Costs/Deadlines/Special Fee Shifting Statutes: Substantial Fee Awards Against Losing Subcontractor, After Contractor Paid Disputed Small Amount, Affimed On Appeal

 

Some of the Appeals Were Untimely; College District Award of Costs and Fee Justified in Nature.

     Subcontractor sued a general contractor and community college district on an approximate $100,000 extra work claim. Subcontractor lost many of the claims through pre-trial dispositive motions and dismissed the remaining claim after general contractor paid a disputed $5,230 amount to avoid further costs. The lower court then awarded substantial fees and costs against subcontractor and in favor of general contractor/college district. (The college district was awarded $121,190 in fees, and the general was awarded $150,712.75–although the final judgment “evened up” any duplications and gave credit for any necessary offsets.)

     The fee and costs awards were affirmed in Richards v. S.J. Amoroso Constr. Co., Inc., Case Nos. A129670/A130837 (1st Dist., Div. 5 Jan. 4, 2012) (unpublished).
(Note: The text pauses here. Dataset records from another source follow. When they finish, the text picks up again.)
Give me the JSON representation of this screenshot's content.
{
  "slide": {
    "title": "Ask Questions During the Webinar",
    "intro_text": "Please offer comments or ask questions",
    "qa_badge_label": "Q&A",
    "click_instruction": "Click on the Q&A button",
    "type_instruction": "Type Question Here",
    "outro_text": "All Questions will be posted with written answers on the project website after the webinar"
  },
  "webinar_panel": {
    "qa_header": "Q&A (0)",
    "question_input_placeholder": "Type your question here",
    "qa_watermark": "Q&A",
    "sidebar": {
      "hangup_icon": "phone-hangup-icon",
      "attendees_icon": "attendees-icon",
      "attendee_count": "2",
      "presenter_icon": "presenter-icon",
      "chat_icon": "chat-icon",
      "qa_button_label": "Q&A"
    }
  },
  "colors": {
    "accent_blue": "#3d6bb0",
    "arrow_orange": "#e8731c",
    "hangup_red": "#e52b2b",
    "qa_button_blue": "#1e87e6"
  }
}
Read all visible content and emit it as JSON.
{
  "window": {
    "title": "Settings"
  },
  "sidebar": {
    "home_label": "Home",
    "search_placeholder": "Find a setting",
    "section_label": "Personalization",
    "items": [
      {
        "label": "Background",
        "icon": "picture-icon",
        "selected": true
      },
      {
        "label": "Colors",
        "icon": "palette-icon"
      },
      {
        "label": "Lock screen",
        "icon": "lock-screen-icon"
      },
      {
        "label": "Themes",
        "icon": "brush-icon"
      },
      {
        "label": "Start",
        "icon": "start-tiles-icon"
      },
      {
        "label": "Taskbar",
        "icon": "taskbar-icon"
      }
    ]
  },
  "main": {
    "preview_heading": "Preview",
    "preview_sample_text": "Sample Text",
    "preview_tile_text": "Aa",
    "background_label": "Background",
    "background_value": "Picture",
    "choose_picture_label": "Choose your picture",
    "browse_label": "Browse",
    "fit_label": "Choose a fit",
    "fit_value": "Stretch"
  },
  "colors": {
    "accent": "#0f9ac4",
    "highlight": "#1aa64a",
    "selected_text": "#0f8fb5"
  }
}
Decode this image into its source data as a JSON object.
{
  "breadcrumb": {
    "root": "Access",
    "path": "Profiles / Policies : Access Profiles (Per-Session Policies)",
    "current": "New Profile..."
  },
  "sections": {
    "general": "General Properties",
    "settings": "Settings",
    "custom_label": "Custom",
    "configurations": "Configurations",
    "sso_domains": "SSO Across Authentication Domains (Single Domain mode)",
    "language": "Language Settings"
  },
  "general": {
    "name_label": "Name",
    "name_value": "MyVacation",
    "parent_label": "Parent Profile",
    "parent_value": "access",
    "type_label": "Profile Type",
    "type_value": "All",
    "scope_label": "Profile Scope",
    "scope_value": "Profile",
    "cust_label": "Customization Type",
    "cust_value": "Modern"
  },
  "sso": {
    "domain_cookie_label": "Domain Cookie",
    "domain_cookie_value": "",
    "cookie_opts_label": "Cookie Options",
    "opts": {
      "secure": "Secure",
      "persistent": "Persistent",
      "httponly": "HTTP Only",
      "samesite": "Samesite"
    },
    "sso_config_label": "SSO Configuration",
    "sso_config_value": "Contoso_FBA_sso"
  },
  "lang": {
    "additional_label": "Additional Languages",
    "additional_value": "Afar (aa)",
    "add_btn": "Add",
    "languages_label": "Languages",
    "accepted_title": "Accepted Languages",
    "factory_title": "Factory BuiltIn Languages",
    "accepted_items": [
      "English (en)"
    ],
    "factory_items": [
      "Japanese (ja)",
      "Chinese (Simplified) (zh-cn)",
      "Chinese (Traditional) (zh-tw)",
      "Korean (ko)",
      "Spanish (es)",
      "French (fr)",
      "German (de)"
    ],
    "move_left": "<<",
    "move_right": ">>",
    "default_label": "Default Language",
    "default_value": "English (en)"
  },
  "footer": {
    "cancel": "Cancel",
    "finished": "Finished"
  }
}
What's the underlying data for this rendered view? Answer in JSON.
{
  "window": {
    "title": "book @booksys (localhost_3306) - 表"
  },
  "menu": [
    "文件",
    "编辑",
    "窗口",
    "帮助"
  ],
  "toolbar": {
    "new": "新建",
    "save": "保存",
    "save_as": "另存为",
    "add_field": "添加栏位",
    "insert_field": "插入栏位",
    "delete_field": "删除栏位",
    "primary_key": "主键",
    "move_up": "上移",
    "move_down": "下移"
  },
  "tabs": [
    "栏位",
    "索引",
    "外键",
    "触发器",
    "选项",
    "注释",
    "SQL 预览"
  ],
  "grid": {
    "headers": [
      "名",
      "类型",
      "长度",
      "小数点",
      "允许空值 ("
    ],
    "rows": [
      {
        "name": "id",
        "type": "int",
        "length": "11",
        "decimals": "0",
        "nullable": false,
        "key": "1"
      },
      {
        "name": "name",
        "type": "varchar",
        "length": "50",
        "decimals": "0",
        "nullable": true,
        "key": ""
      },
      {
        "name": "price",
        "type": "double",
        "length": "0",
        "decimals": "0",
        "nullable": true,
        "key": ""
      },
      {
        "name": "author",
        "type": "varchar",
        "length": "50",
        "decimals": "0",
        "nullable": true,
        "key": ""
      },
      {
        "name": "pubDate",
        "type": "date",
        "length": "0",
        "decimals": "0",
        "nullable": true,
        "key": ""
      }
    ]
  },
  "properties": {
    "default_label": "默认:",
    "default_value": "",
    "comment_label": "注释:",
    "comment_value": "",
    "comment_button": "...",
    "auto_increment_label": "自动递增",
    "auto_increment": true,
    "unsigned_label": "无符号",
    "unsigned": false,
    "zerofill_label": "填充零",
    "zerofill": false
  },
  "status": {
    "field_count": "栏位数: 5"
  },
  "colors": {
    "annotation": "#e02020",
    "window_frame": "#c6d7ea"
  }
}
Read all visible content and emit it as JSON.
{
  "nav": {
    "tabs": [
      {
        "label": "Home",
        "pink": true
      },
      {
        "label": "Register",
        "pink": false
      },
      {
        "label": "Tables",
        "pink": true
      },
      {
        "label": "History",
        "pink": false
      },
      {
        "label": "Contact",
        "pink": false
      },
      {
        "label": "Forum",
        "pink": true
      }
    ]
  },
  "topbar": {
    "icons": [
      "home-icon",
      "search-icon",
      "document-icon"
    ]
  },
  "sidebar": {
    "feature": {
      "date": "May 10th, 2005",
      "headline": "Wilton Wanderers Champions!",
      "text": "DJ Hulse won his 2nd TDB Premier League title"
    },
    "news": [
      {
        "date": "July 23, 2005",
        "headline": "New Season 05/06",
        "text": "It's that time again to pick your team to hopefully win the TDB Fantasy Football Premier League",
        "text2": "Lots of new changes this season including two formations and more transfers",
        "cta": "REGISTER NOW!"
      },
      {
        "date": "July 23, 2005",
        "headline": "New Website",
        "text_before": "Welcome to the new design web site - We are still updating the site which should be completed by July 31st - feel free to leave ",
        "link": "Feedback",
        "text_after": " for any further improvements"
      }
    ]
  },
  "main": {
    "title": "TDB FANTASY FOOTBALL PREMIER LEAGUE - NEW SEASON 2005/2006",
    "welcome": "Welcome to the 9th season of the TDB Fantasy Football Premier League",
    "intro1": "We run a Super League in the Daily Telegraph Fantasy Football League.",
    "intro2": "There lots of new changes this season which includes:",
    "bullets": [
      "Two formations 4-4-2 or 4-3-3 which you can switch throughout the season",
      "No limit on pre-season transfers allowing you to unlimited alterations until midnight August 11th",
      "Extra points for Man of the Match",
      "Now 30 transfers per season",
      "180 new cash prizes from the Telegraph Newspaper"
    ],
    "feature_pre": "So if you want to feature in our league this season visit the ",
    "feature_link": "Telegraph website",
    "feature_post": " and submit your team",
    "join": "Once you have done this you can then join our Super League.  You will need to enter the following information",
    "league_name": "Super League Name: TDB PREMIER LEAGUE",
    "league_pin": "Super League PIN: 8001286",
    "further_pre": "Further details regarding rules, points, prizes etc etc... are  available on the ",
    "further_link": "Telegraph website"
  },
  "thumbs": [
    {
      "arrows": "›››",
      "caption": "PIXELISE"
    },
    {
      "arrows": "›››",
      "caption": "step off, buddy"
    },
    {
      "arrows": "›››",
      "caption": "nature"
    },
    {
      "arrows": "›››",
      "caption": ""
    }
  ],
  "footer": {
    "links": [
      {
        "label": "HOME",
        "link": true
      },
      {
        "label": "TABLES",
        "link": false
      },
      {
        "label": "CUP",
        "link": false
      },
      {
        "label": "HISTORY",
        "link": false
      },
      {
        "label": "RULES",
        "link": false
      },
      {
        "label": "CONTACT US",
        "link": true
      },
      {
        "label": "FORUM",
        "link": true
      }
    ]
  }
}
     One of the primary issues was whether the appellate court even had authority to review the fee/costs awards given that subcontractor appealed the primary judgment but failed to appeal the subsequent postjudgment orders in the fee/costs area, which involved a consideration of Grant v. List & Lathrop, 2 Cal.App.4th 993, 996 (1992)–earlier authority holding that a later postjudgment order settling the amount of fees to be paid was indeed subsumed in an earlier appeal of the first judgment.

     Richards decided that DeZerega v. Meggs, 83 Cal.App.4th 28, 44 (2000) had correctly interpreted Grant as standing for the propositions that an earlier appeal of a fee entitlement judgment does subsume a later order setting the amount of the entitlement while it could not encompass a later postjudgment order where it was clear that the later order would decide everything. Judged by this interpretation, the appellate court could not review the general contractor awards because the first judgment was silent about fees and costs (which meant there needed to be a separate appeal from the later order), but could scrutinize the college district awards because there was an adjudication of fees and costs in the initial judgment which was initially appealed.

     The costs award in favor of college district was sustained because the $5,230 voluntary payment was unusual in nature, invoking trial court discretion to still award costs under Code of Civil Procedure section 1032(a)(4) and Kim v. Euromotors West/The Auto Gallery, 149 Cal.App.4th 170, 183 (2007).

     The college district’s favorable fee award was proper under Government Code section 1038, which allows a trial court the ability to award fees to a prevailing public entity where an action was brought without reasonable cause or a good faith belief that there was a justifiable controversy. Among other things, subcontractor’s admission during discovery that its stop notice was invalid established substantial evidence supporting the lower court’s award of fees under section 1038.